Игоря Кошкина они встретили у дома, когда тот, в форме, выходил из подъезда. Голод не дал ему ничего сказать, а сразу ударил того под дыхло. Игорь захрипел, запозевал открытым ртом. Леонид схватил его за воротник, помог этим устоять на ногах. Когда он чуть-чуть отдышался, Юрий спросил: — И за сколько они тебя купили, Игорек?

Тот отпираться не стал.

— За "десятку", — он кивнул головой в сторону своей серебристой «ласточки».

— Что им надо было от тебя?

— Все. Им нужен был ход следствия. Знать все, что вы будите делать.

— И то, как нас лучше перестрелять? — решил Голод.

Игорь молчал, и Леонид снова его ударил. Тот снова согнулся, застонал.

— Я думал, что тогда, на вокзале, это была случайность, — сказал Астафьев. — Мало ли таких совпадений. Но, только ты мог тогда, зимой, предупредить торских братков, что мы с Верой уезжаем. У тебя тогда уже была «труба». Выходит, ты уже зимой сдал нас торской братве. Только ты мог продиктовать им наши приметы.

— И ты знал, что Верка у меня беременна, — дополнил список обвинений Голод. Он еще раз ударил Игоря по корпусу, и пока тот, со стоном, приходил в себя, предложил: — В общем так. Сейчас ты идешь к Верченко, и подаешь заявление на увольнение.

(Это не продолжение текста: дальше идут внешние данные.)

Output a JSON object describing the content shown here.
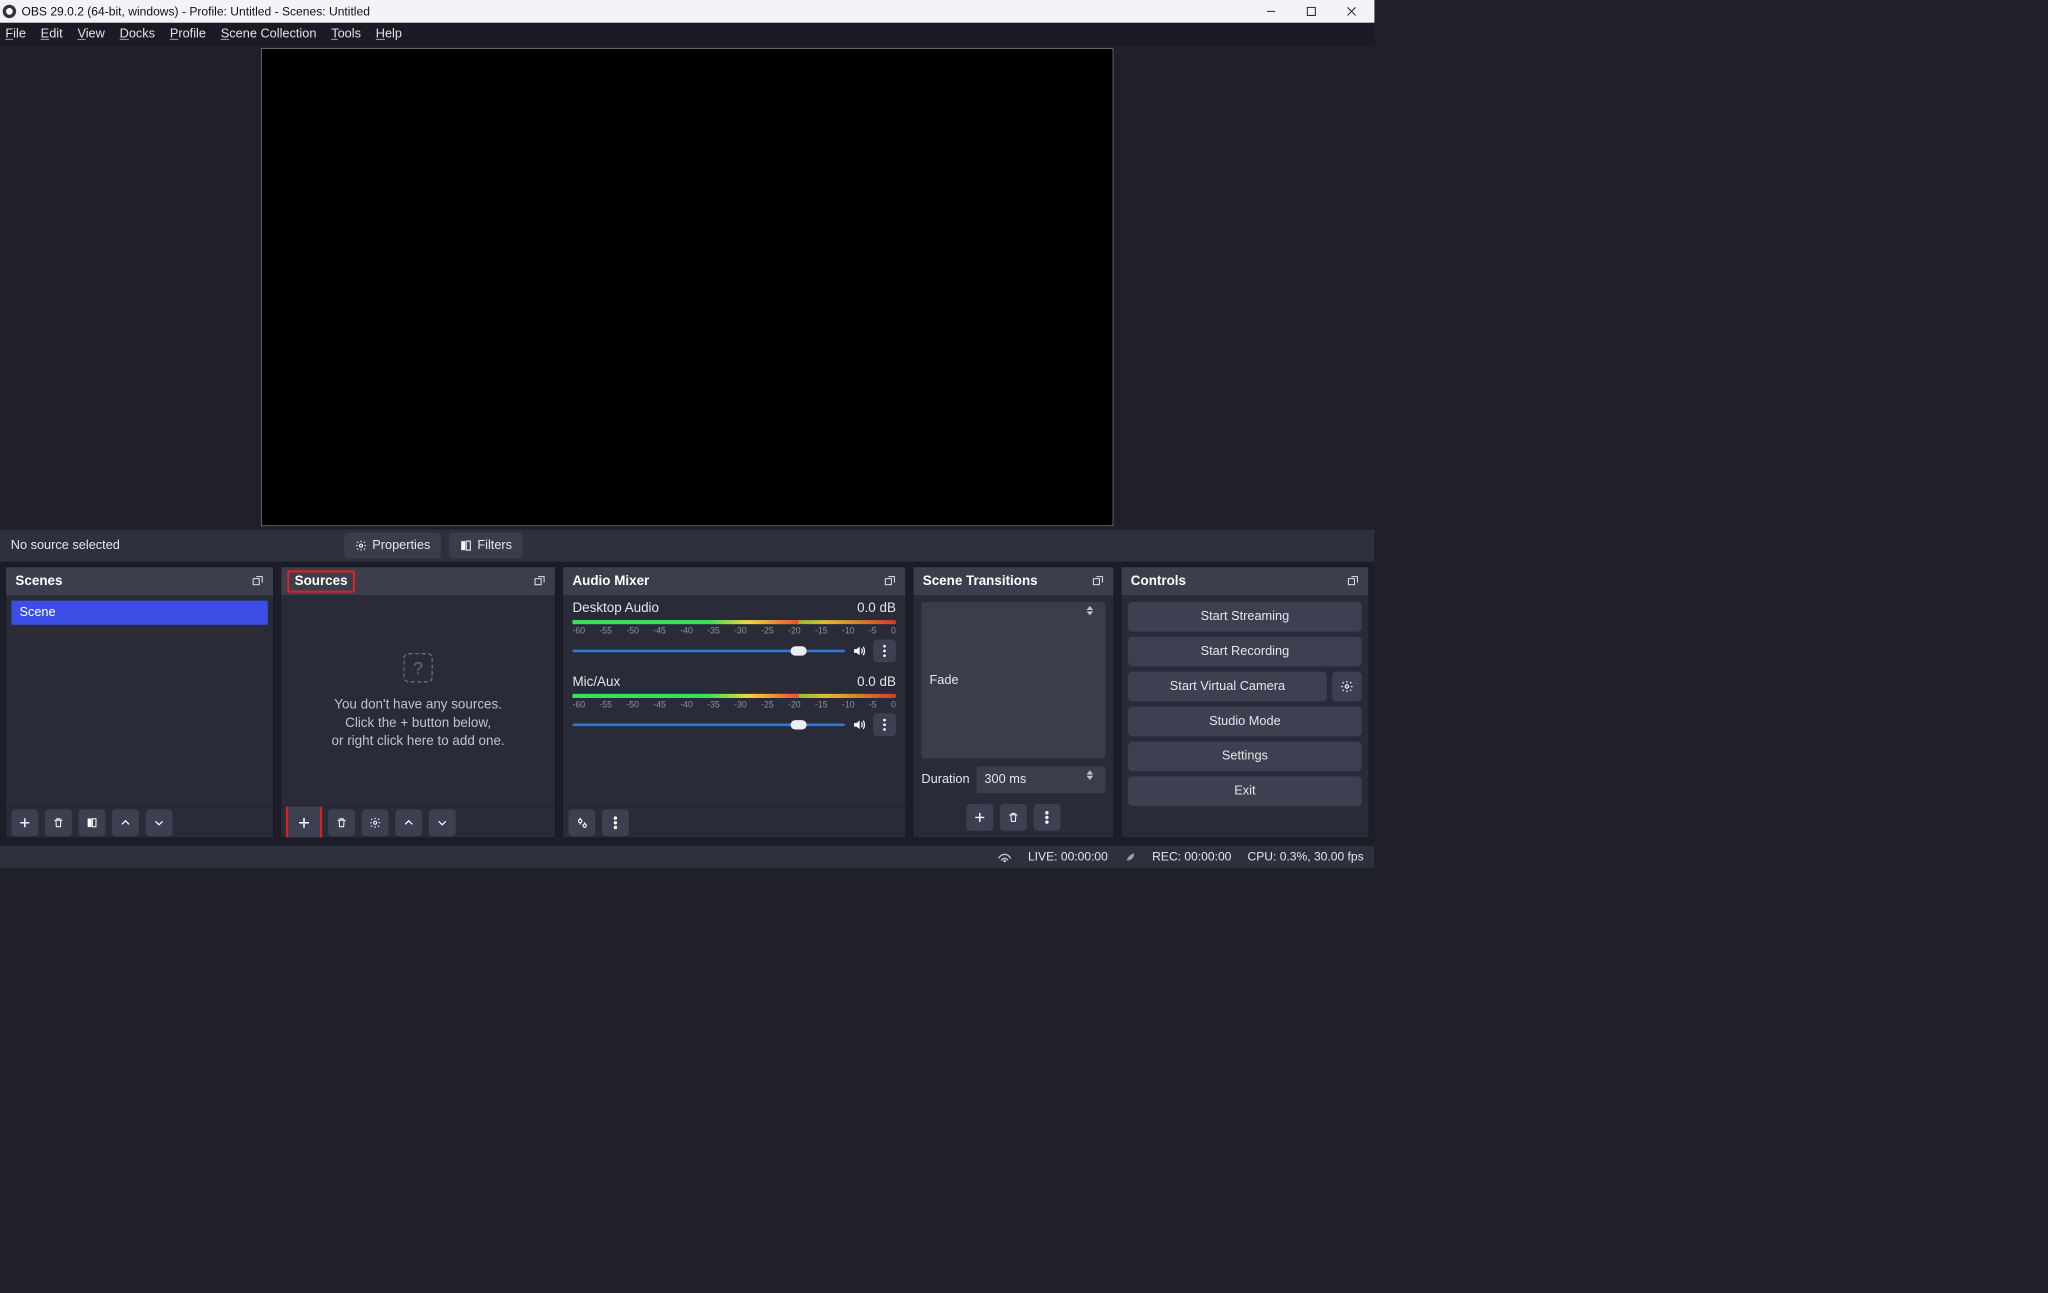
{
  "window_title": "OBS 29.0.2 (64-bit, windows) - Profile: Untitled - Scenes: Untitled",
  "menubar": {
    "file": "File",
    "edit": "Edit",
    "view": "View",
    "docks": "Docks",
    "profile": "Profile",
    "scene_collection": "Scene Collection",
    "tools": "Tools",
    "help": "Help"
  },
  "source_bar": {
    "status": "No source selected",
    "properties": "Properties",
    "filters": "Filters"
  },
  "scenes": {
    "title": "Scenes",
    "items": [
      "Scene"
    ]
  },
  "sources": {
    "title": "Sources",
    "empty1": "You don't have any sources.",
    "empty2": "Click the + button below,",
    "empty3": "or right click here to add one."
  },
  "mixer": {
    "title": "Audio Mixer",
    "ticks": [
      "-60",
      "-55",
      "-50",
      "-45",
      "-40",
      "-35",
      "-30",
      "-25",
      "-20",
      "-15",
      "-10",
      "-5",
      "0"
    ],
    "channels": [
      {
        "name": "Desktop Audio",
        "level": "0.0 dB"
      },
      {
        "name": "Mic/Aux",
        "level": "0.0 dB"
      }
    ]
  },
  "transitions": {
    "title": "Scene Transitions",
    "selected": "Fade",
    "duration_label": "Duration",
    "duration_value": "300 ms"
  },
  "controls": {
    "title": "Controls",
    "start_streaming": "Start Streaming",
    "start_recording": "Start Recording",
    "start_vcam": "Start Virtual Camera",
    "studio_mode": "Studio Mode",
    "settings": "Settings",
    "exit": "Exit"
  },
  "status": {
    "live": "LIVE: 00:00:00",
    "rec": "REC: 00:00:00",
    "cpu": "CPU: 0.3%, 30.00 fps"
  }
}
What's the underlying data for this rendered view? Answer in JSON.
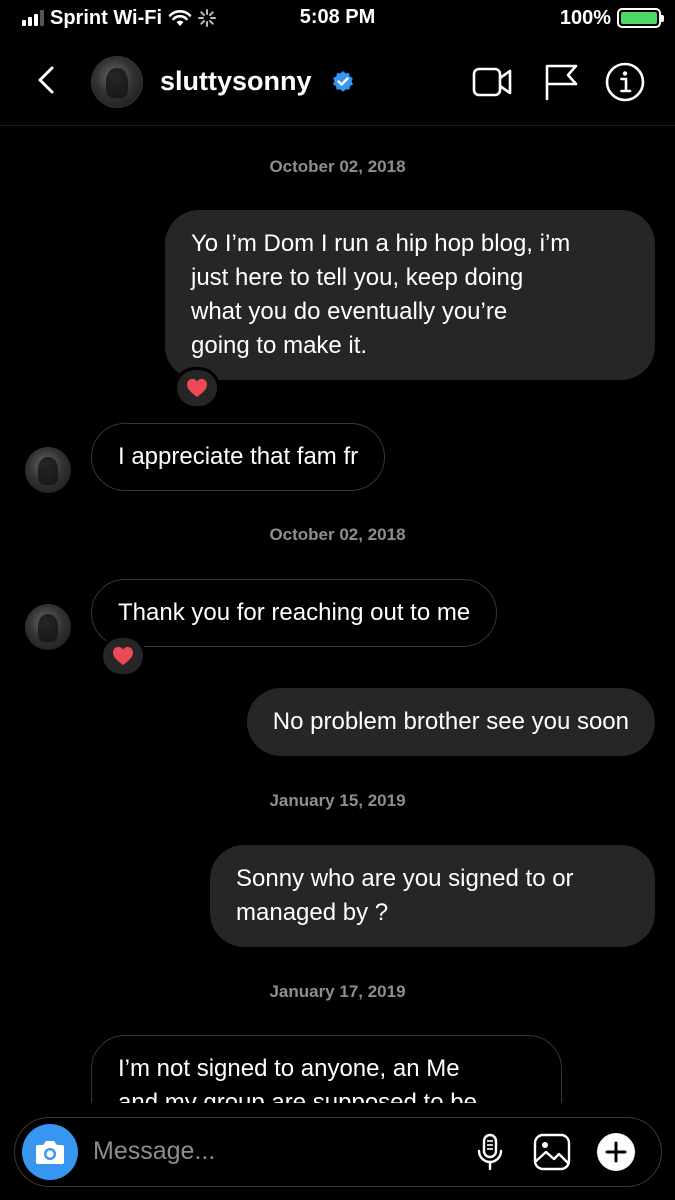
{
  "status_bar": {
    "carrier": "Sprint Wi-Fi",
    "time": "5:08 PM",
    "battery_percent": "100%",
    "battery_level": 1.0,
    "icons": [
      "signal-icon",
      "wifi-icon",
      "loading-spinner-icon",
      "battery-charging-icon"
    ]
  },
  "header": {
    "username": "sluttysonny",
    "verified": true,
    "icons": [
      "back-chevron-icon",
      "video-call-icon",
      "flag-icon",
      "info-icon"
    ]
  },
  "colors": {
    "background": "#000000",
    "outgoing_bubble": "#262626",
    "incoming_border": "#363636",
    "date_text": "#8e8e8e",
    "verified_badge": "#3797f0",
    "camera_button": "#3797f0",
    "heart": "#ed4956",
    "battery_fill": "#4cd964"
  },
  "messages": {
    "date1": "October 02, 2018",
    "msg1": {
      "direction": "outgoing",
      "lines": [
        "Yo I’m Dom I run a hip hop blog, i’m",
        "just here to tell you, keep doing",
        "what you do eventually you’re",
        "going to make it."
      ],
      "reaction": "heart-reaction-icon"
    },
    "msg2": {
      "direction": "incoming",
      "text": "I appreciate that fam fr"
    },
    "date2": "October 02, 2018",
    "msg3": {
      "direction": "incoming",
      "text": "Thank you for reaching out to me",
      "reaction": "heart-reaction-icon"
    },
    "msg4": {
      "direction": "outgoing",
      "text": "No problem brother see you soon"
    },
    "date3": "January 15, 2019",
    "msg5": {
      "direction": "outgoing",
      "lines": [
        "Sonny who are you signed to or",
        "managed by ?"
      ]
    },
    "date4": "January 17, 2019",
    "msg6": {
      "direction": "incoming",
      "lines": [
        "I’m not signed to anyone, an Me",
        "and my group are supposed to be"
      ]
    }
  },
  "composer": {
    "placeholder": "Message...",
    "icons": [
      "camera-icon",
      "microphone-icon",
      "gallery-icon",
      "plus-icon"
    ]
  }
}
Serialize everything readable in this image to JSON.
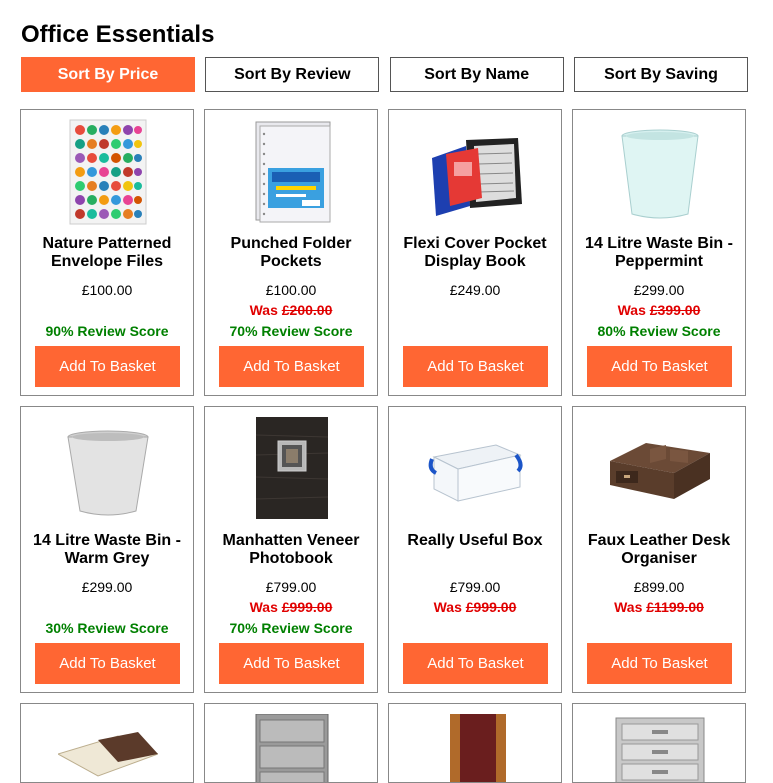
{
  "page": {
    "title": "Office Essentials"
  },
  "sort": [
    {
      "label": "Sort By Price",
      "active": true
    },
    {
      "label": "Sort By Review",
      "active": false
    },
    {
      "label": "Sort By Name",
      "active": false
    },
    {
      "label": "Sort By Saving",
      "active": false
    }
  ],
  "colors": {
    "accent": "#ff6633",
    "was": "#e00000",
    "review": "#008000"
  },
  "products": [
    {
      "name": "Nature Patterned Envelope Files",
      "price": "£100.00",
      "was_prefix": "",
      "was_value": "",
      "review": "90% Review Score",
      "basket": "Add To Basket",
      "image": "owl-pattern-envelope-image"
    },
    {
      "name": "Punched Folder Pockets",
      "price": "£100.00",
      "was_prefix": "Was ",
      "was_value": "£200.00",
      "review": "70% Review Score",
      "basket": "Add To Basket",
      "image": "punched-pockets-image"
    },
    {
      "name": "Flexi Cover Pocket Display Book",
      "price": "£249.00",
      "was_prefix": "",
      "was_value": "",
      "review": "",
      "basket": "Add To Basket",
      "image": "display-book-image"
    },
    {
      "name": "14 Litre Waste Bin - Peppermint",
      "price": "£299.00",
      "was_prefix": "Was ",
      "was_value": "£399.00",
      "review": "80% Review Score",
      "basket": "Add To Basket",
      "image": "peppermint-bin-image"
    },
    {
      "name": "14 Litre Waste Bin - Warm Grey",
      "price": "£299.00",
      "was_prefix": "",
      "was_value": "",
      "review": "30% Review Score",
      "basket": "Add To Basket",
      "image": "grey-bin-image"
    },
    {
      "name": "Manhatten Veneer Photobook",
      "price": "£799.00",
      "was_prefix": "Was ",
      "was_value": "£999.00",
      "review": "70% Review Score",
      "basket": "Add To Basket",
      "image": "photobook-image"
    },
    {
      "name": "Really Useful Box",
      "price": "£799.00",
      "was_prefix": "Was ",
      "was_value": "£999.00",
      "review": "",
      "basket": "Add To Basket",
      "image": "storage-box-image"
    },
    {
      "name": "Faux Leather Desk Organiser",
      "price": "£899.00",
      "was_prefix": "Was ",
      "was_value": "£1199.00",
      "review": "",
      "basket": "Add To Basket",
      "image": "desk-organiser-image"
    }
  ],
  "partial_products": [
    {
      "image": "book-stack-image"
    },
    {
      "image": "mesh-drawer-unit-image"
    },
    {
      "image": "red-book-image"
    },
    {
      "image": "silver-drawer-unit-image"
    }
  ]
}
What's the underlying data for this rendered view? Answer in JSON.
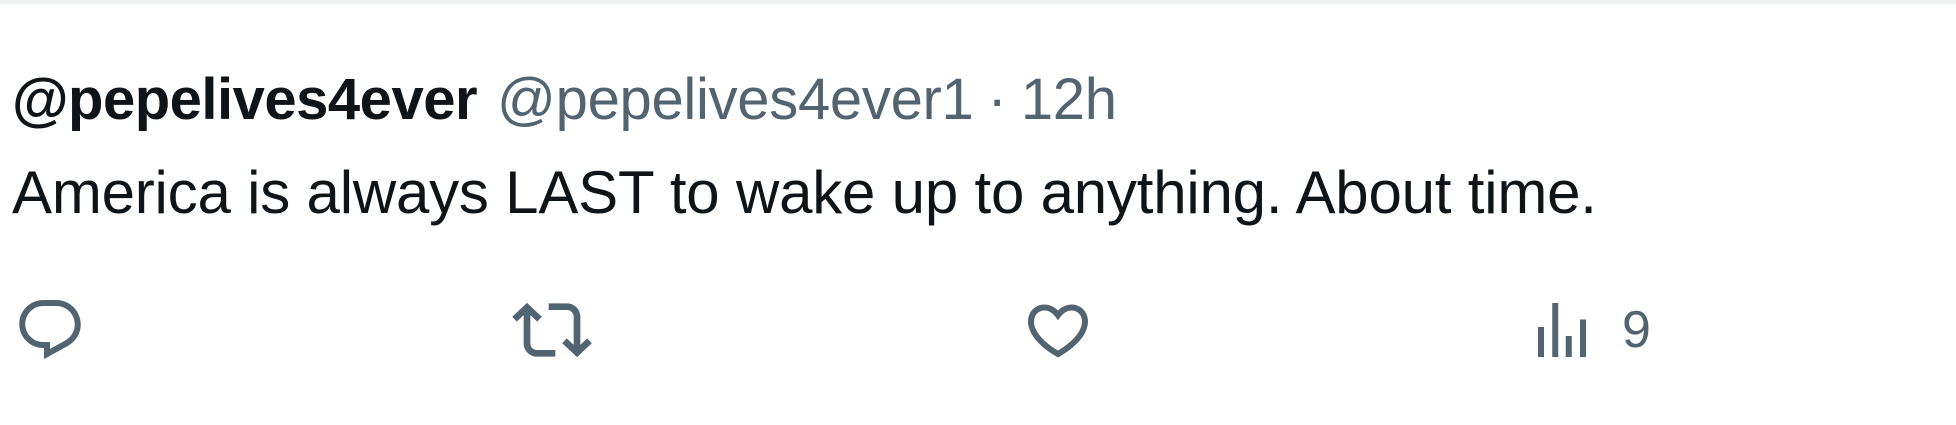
{
  "tweet": {
    "display_name": "@pepelives4ever",
    "handle": "@pepelives4ever1",
    "separator": "·",
    "time": "12h",
    "text": "America is always LAST to wake up to anything. About time."
  },
  "actions": {
    "reply": {
      "icon": "reply-icon"
    },
    "retweet": {
      "icon": "retweet-icon"
    },
    "like": {
      "icon": "heart-icon"
    },
    "views": {
      "icon": "views-icon",
      "count": "9"
    }
  },
  "colors": {
    "primary_text": "#0f1419",
    "secondary_text": "#536471",
    "border": "#eff3f4"
  }
}
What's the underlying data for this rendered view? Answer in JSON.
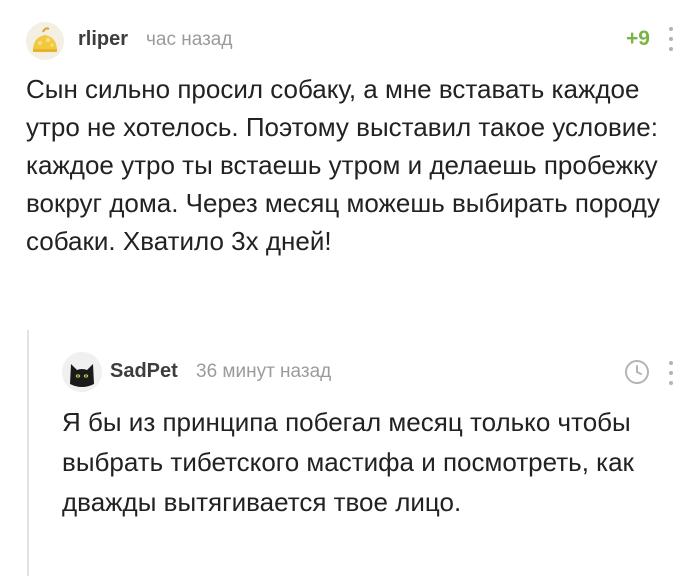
{
  "comment": {
    "author": "rliper",
    "time": "час назад",
    "rating": "+9",
    "text": "Сын сильно просил собаку, а мне вставать каждое утро не хотелось. Поэтому выставил такое условие: каждое утро ты встаешь утром и делаешь пробежку вокруг дома. Через месяц можешь выбирать породу собаки. Хватило 3х дней!",
    "avatar_icon": "yellow-cap-avatar-icon",
    "more_icon": "vertical-dots-icon"
  },
  "reply": {
    "author": "SadPet",
    "time": "36 минут назад",
    "text": "Я бы из принципа побегал месяц только чтобы выбрать тибетского мастифа и посмотреть, как дважды вытягивается твое лицо.",
    "avatar_icon": "black-cat-avatar-icon",
    "clock_icon": "clock-icon",
    "more_icon": "vertical-dots-icon"
  },
  "colors": {
    "rating": "#7ab446",
    "meta": "#9b9b9b",
    "text": "#222222",
    "thread_line": "#e3e3e3"
  }
}
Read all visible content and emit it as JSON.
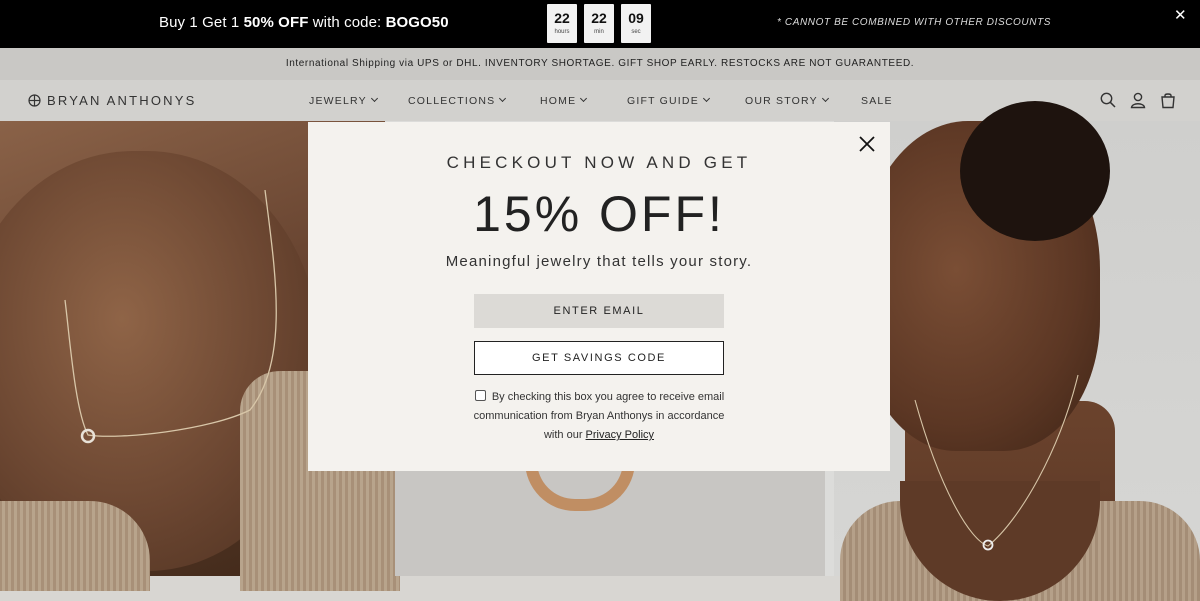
{
  "promo": {
    "prefix": "Buy 1 Get 1 ",
    "highlight": "50% OFF",
    "middle": " with code: ",
    "code": "BOGO50",
    "timer": [
      {
        "value": "22",
        "unit": "hours"
      },
      {
        "value": "22",
        "unit": "min"
      },
      {
        "value": "09",
        "unit": "sec"
      }
    ],
    "note": "* CANNOT BE COMBINED WITH OTHER DISCOUNTS",
    "close_symbol": "✕"
  },
  "shipping_bar": {
    "text": "International Shipping via UPS or DHL. INVENTORY SHORTAGE. GIFT SHOP EARLY. RESTOCKS ARE NOT GUARANTEED."
  },
  "nav": {
    "logo": "BRYAN ANTHONYS",
    "items": [
      {
        "label": "JEWELRY",
        "dropdown": true
      },
      {
        "label": "COLLECTIONS",
        "dropdown": true
      },
      {
        "label": "HOME",
        "dropdown": true
      },
      {
        "label": "GIFT GUIDE",
        "dropdown": true
      },
      {
        "label": "OUR STORY",
        "dropdown": true
      },
      {
        "label": "SALE",
        "dropdown": false
      }
    ],
    "icons": [
      "search-icon",
      "account-icon",
      "cart-icon"
    ]
  },
  "modal": {
    "kicker": "CHECKOUT NOW AND GET",
    "headline": "15% OFF!",
    "subtitle": "Meaningful jewelry that tells your story.",
    "email_placeholder": "ENTER EMAIL",
    "button_label": "GET SAVINGS CODE",
    "consent_text": "By checking this box you agree to receive email communication from Bryan Anthonys in accordance with our ",
    "privacy_link": "Privacy Policy",
    "consent_checked": false
  },
  "colors": {
    "promo_bg": "#000000",
    "ship_bar_bg": "#c9c8c5",
    "nav_bg": "#d2d1ce",
    "modal_bg": "#f4f2ee",
    "input_bg": "#dcdad6"
  }
}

Не сделаешь это сегодня — мы тебя сдадим. Понял?

Игорь кивнул головой. Тогда Леонид отпустил его воротник, и толкнул вперед.

Кошкин в тот же день подал заявление на увольнение. Потом он устроился в охранное агентство, в том же Торске. Но, начал сильно пить, и через два года разбился на все той же своей, иудиной «десятке».